Si è già detto che, avendo il Tribunale motivato correttamente, non è assumibile in questa sede, un'interpretazione alternativa.

Trattandosi, dunque, di un contratto di locazione d'opera, ex art. 2237 c.c., la società non era tenuta al compenso per l'opera non prestata, indipendentemente dalla causa del recesso.

Col quinto motivo si assume l'insufficiente e contraddittoria motivazione su altro punto decisivo della controversia.

Si lamenta che il Tribunale, a proposito del compenso richiesto per il coordinamento e la supervisione del settore giovanile abbia dedotto: "non va, peraltro, escluso, per quanto emerge dagli atti, che (il G.) abbia comunque, percepito L. 3.000.000 a stralcio e forfettariamente al predetto titolo".

Il motivo è infondato.

La suddetta frase della sentenza impugnata contiene un'enunciazione ininfluente, una volta ritenuta la totale non spettanza del compenso esaminato. Trattasi, dunque, di obiter dictum di nessun rilievo ai fini della decisione.
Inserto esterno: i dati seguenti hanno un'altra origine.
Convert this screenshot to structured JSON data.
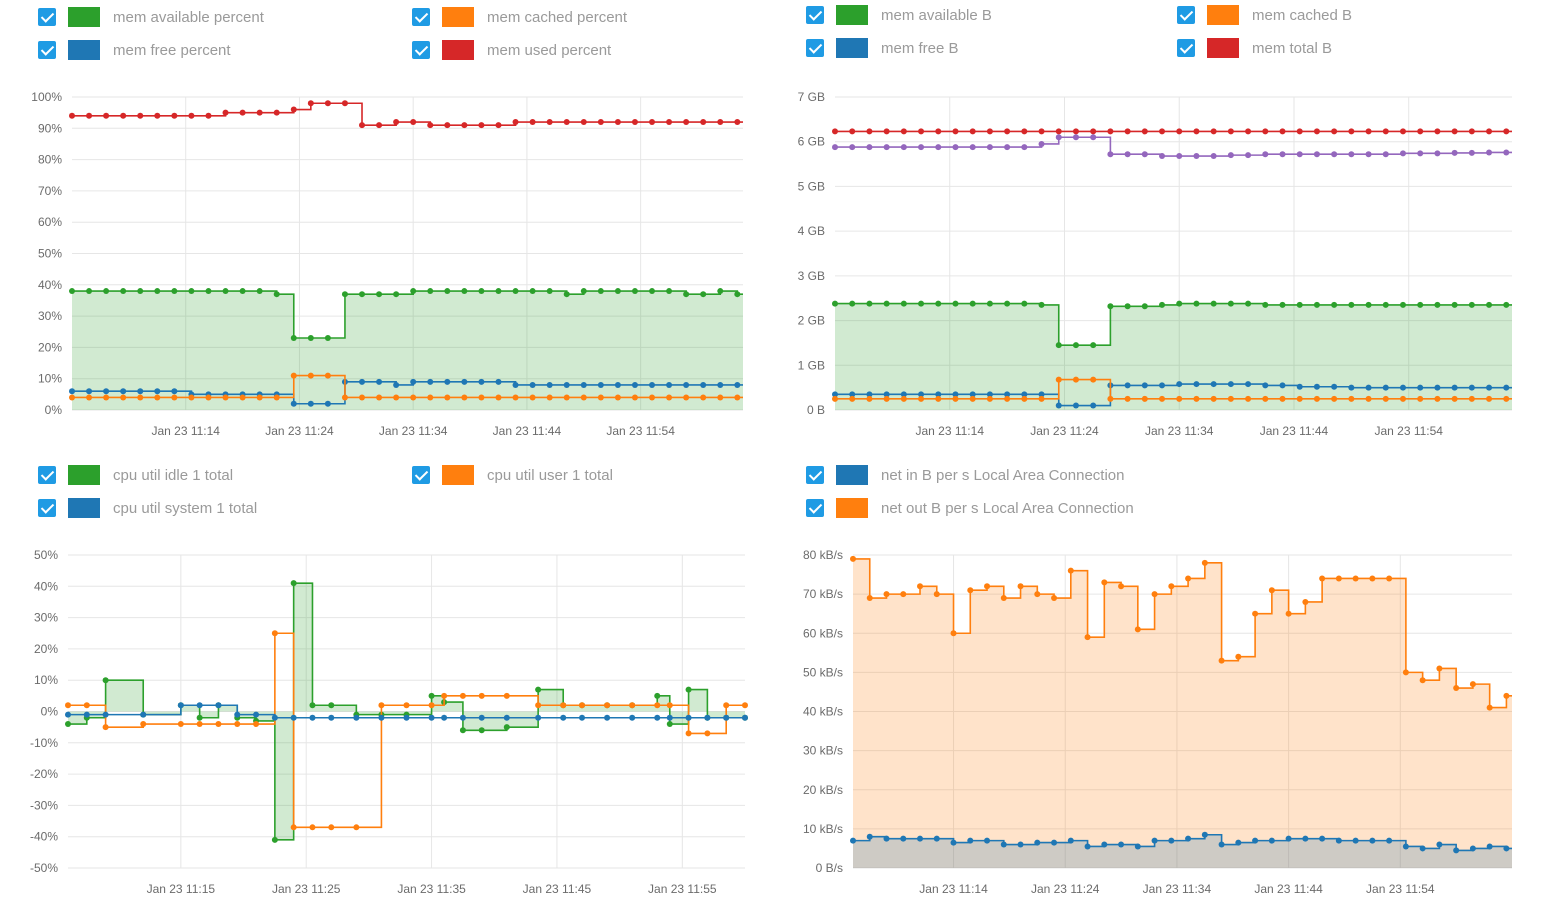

Col ricorso incidentale, la società lamenta, ex art. 360, n. 3 e n. 5, c.p.c., che il Tribunale abbia escluso l'efficacia novativa del contratto federale 25 luglio 1988 e di conseguenza non abbia respinto la pretesa del G. a L. 13.100.000 a titolo di differenze compenso. Che la suddetta somma riguardava il rimborso spese, non spettante al G. dopo l'esonero, avendo egli lasciato P. e non avendo subito esborsi per spese dopo tale evento.

Il ricorso è infondato.

Sono stati già ricordati nell'esame del ricorso principale, i limiti posti a questa Corte circa l'interpretazione dei contratti. Il Tribunale, nell'esaminare i due contratti successivi, quello individuale e quello federale, ha escluso essersi verificata una novazione. Si è già detto che questa Corte non può assumere un'interpretazione alternativa. Il ricorrente incidentale non ha dedotto quali canoni ermeneutici sarebbero stati violati né perché il ragionamento del Tribunale sarebbe illogico o insufficiente, limitandosi ad offrire una diversa interpretazione del secondo contratto, cui attribuisce carattere totalmente novativo: deduzione, questa, così come proposta, inammissibile in questa sede, perché non preceduta dalla dimostrazione di un vizio di motivazione nella sentenza impugnata.

Per quanto attiene la somma di L. 13.100.000, il Tribunale l'ha considerata come residuo del compenso di 48 milioni pattuito con contratto individuale del 26 giugno 1988, spettante al Gio. Il diverso, titolo (rimborso collegato all'effettiva erogazione delle spese) indicato dalla società presuppone un nuovo esame del fatto che è precluso a questa Corte.

Ambo i ricorsi vanno, dunque, rigettati. La reciproca soccombenza comporta, fra le parti, la compensazione delle spese di questo giudizio di cassazione.

P.Q.M.

Riunisce i ricorsi e li rigetta entrambi.

Compensa, fra le parti, le spese di questo giudizio di cassazione.

Così deciso il 25 ottobre 1995.

DEPOSITATA IN CANCELLERIA IL 17 GENNAIO 1996.